During the recounts, partisan praise reached Ms. Harris's top advisers in
the war room. On Nov. 21, for example, Mr. Klock used one of the four
computers to check his e- mail messages. Waiting for him was this
compliment from William J. Flannery of Austin, Tex.: "I was gratified to
see that Governor Bush's and Katherine Harris's interests were so well
advanced in the Supreme Court of Florida."
Another person, whose identity could not be determined, accessed e- mail
from the war room using an America Online account. The AOL sign-on ,
"GOPSPINNER," suggested a less than neutral outlook.

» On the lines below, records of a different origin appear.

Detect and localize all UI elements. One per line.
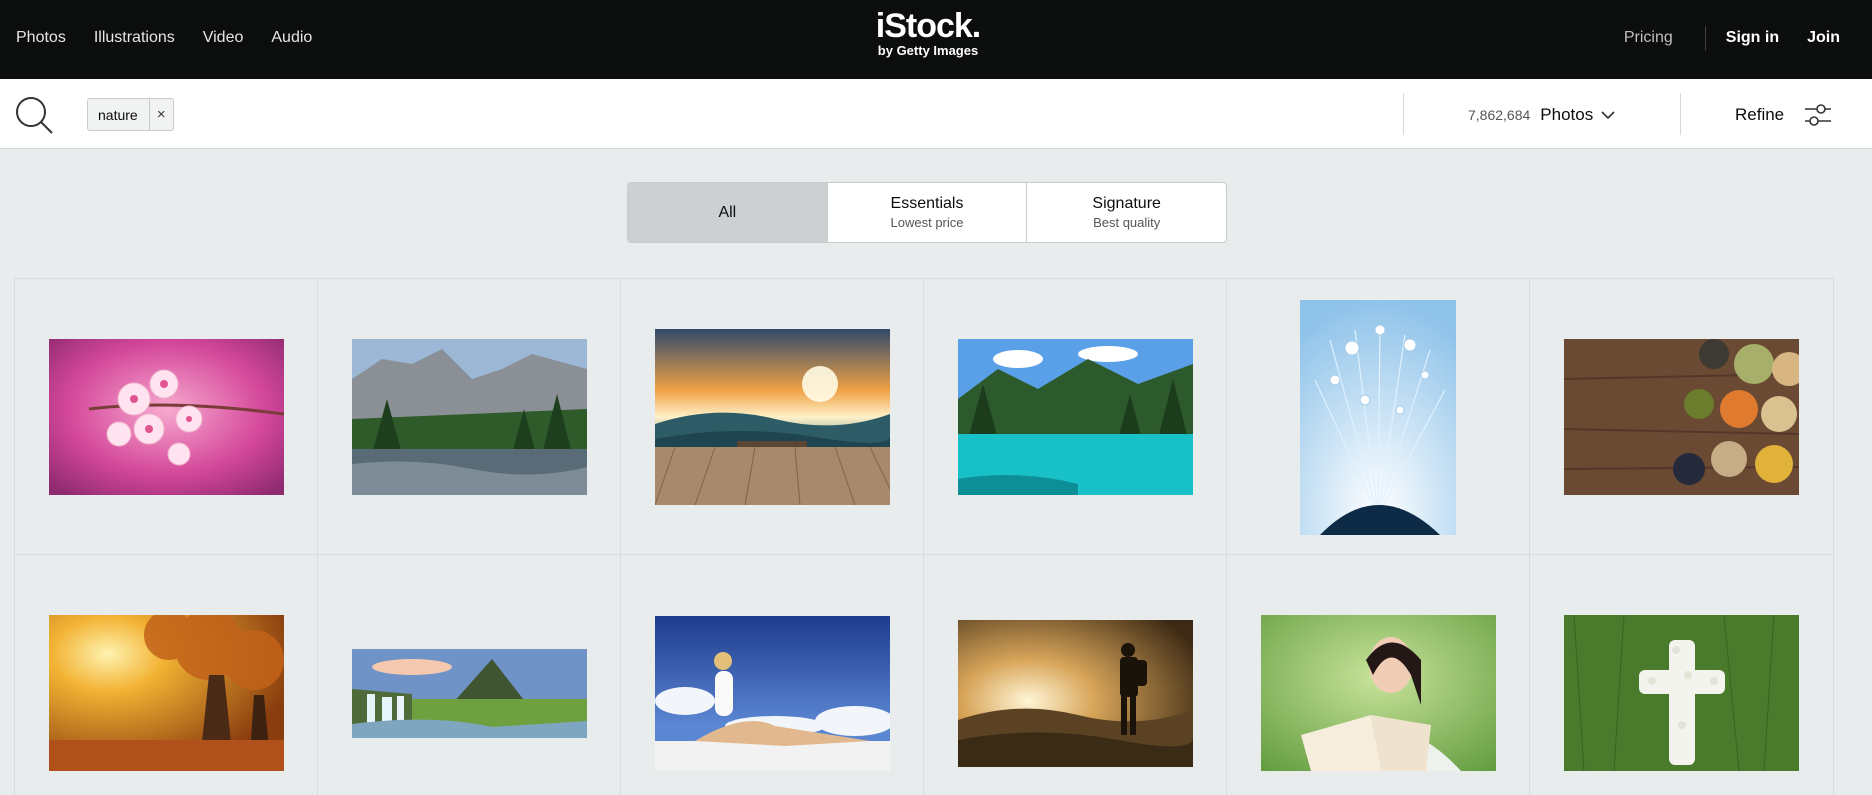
result-count: 7,862,684	[1468, 107, 1531, 123]
turquoise-lake-photo[interactable]	[958, 339, 1193, 495]
search-bar: nature × 7,862,684 Photos Refine	[0, 79, 1872, 149]
media-type-dropdown[interactable]: 7,862,684 Photos	[1468, 105, 1615, 125]
search-icon[interactable]	[14, 95, 54, 135]
filter-subtitle: Lowest price	[890, 215, 964, 230]
logo-sub: by Getty Images	[877, 43, 979, 58]
filter-title: Essentials	[890, 195, 964, 212]
filter-title: Signature	[1092, 195, 1161, 212]
chevron-down-icon	[1601, 111, 1615, 120]
flower-cross-grass-photo[interactable]	[1564, 615, 1799, 771]
refine-label: Refine	[1735, 105, 1785, 124]
search-input[interactable]	[190, 97, 1390, 131]
woman-reading-photo[interactable]	[1261, 615, 1496, 771]
refine-button[interactable]: Refine	[1735, 103, 1832, 127]
filter-subtitle: Best quality	[1093, 215, 1161, 230]
filter-all[interactable]: All	[628, 183, 828, 242]
filter-title: All	[718, 203, 737, 221]
nav-audio[interactable]: Audio	[271, 29, 312, 47]
pricing-link[interactable]: Pricing	[1624, 29, 1673, 47]
waterfall-mountain-photo[interactable]	[352, 649, 587, 738]
top-nav: Photos Illustrations Video Audio iStock.…	[0, 0, 1872, 79]
woman-beach-photo[interactable]	[655, 616, 890, 771]
nav-video[interactable]: Video	[203, 29, 244, 47]
filter-signature[interactable]: Signature Best quality	[1027, 183, 1226, 242]
sign-in-link[interactable]: Sign in	[1726, 29, 1779, 47]
cherry-blossom-photo[interactable]	[49, 339, 284, 495]
chip-label: nature	[98, 106, 138, 123]
divider	[1403, 93, 1404, 135]
yosemite-river-photo[interactable]	[352, 339, 587, 495]
hiker-sunrise-photo[interactable]	[958, 620, 1193, 767]
autumn-tree-photo[interactable]	[49, 615, 284, 771]
dandelion-dew-photo[interactable]	[1300, 300, 1456, 535]
nav-photos[interactable]: Photos	[16, 29, 66, 47]
media-nav: Photos Illustrations Video Audio	[16, 0, 312, 75]
media-type-label: Photos	[1540, 105, 1594, 124]
join-link[interactable]: Join	[1807, 29, 1840, 47]
account-nav: Pricing Sign in Join	[1624, 0, 1840, 75]
collection-filter: All Essentials Lowest price Signature Be…	[627, 182, 1227, 243]
sunset-deck-photo[interactable]	[655, 329, 890, 505]
logo-main: iStock.	[875, 7, 981, 45]
search-term-chip: nature ×	[87, 98, 174, 131]
chip-remove-icon[interactable]: ×	[148, 99, 173, 130]
legumes-bowls-photo[interactable]	[1564, 339, 1799, 495]
filter-essentials[interactable]: Essentials Lowest price	[828, 183, 1028, 242]
nav-divider	[1704, 25, 1706, 50]
nav-illustrations[interactable]: Illustrations	[94, 29, 175, 47]
divider	[1680, 93, 1681, 135]
istock-logo[interactable]: iStock. by Getty Images	[872, 8, 984, 60]
sliders-icon	[1805, 104, 1832, 126]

The subject line for
one message in GOPSPINNER's mailbox on Nov. 17 was "Harris Speech."
Kevin Bluml, a senior computer engineer for Ontrack, said Windows 98 was
installed in one of the four computers on Jan. 8. Windows 95 was
installed in a second war room computer on Jan. 18. That same day, Mr.
Bluml said, Windows 98 was installed in a third computer.
It is not known what operating systems were replaced or why alterations
were made to these computers at that particular time. No changes were
made to the fourth computer.
The possibility that election records might have been destroyed is a
particularly serious matter in Florida, a state with one of the country's
toughest laws on public records. Public records there are defined
broadly, encompassing everything from the briefest of e-mail messages to
telephone message slips. Public officials who deliberately withhold or
destroy such records can be prosecuted and fined.
When a new operating system is installed, Ontrack officials said, the
computer in effect writes over portions of the hard drive, erasing data
in the process. In the months since, as Ms. Harris's employees have
created hundreds of new files on the new operating systems, still more
old records have probably been written over, they said.
"Since they've been used for quite a while, there's a lot of potential
for things to have gone away," Mr. Bluml said.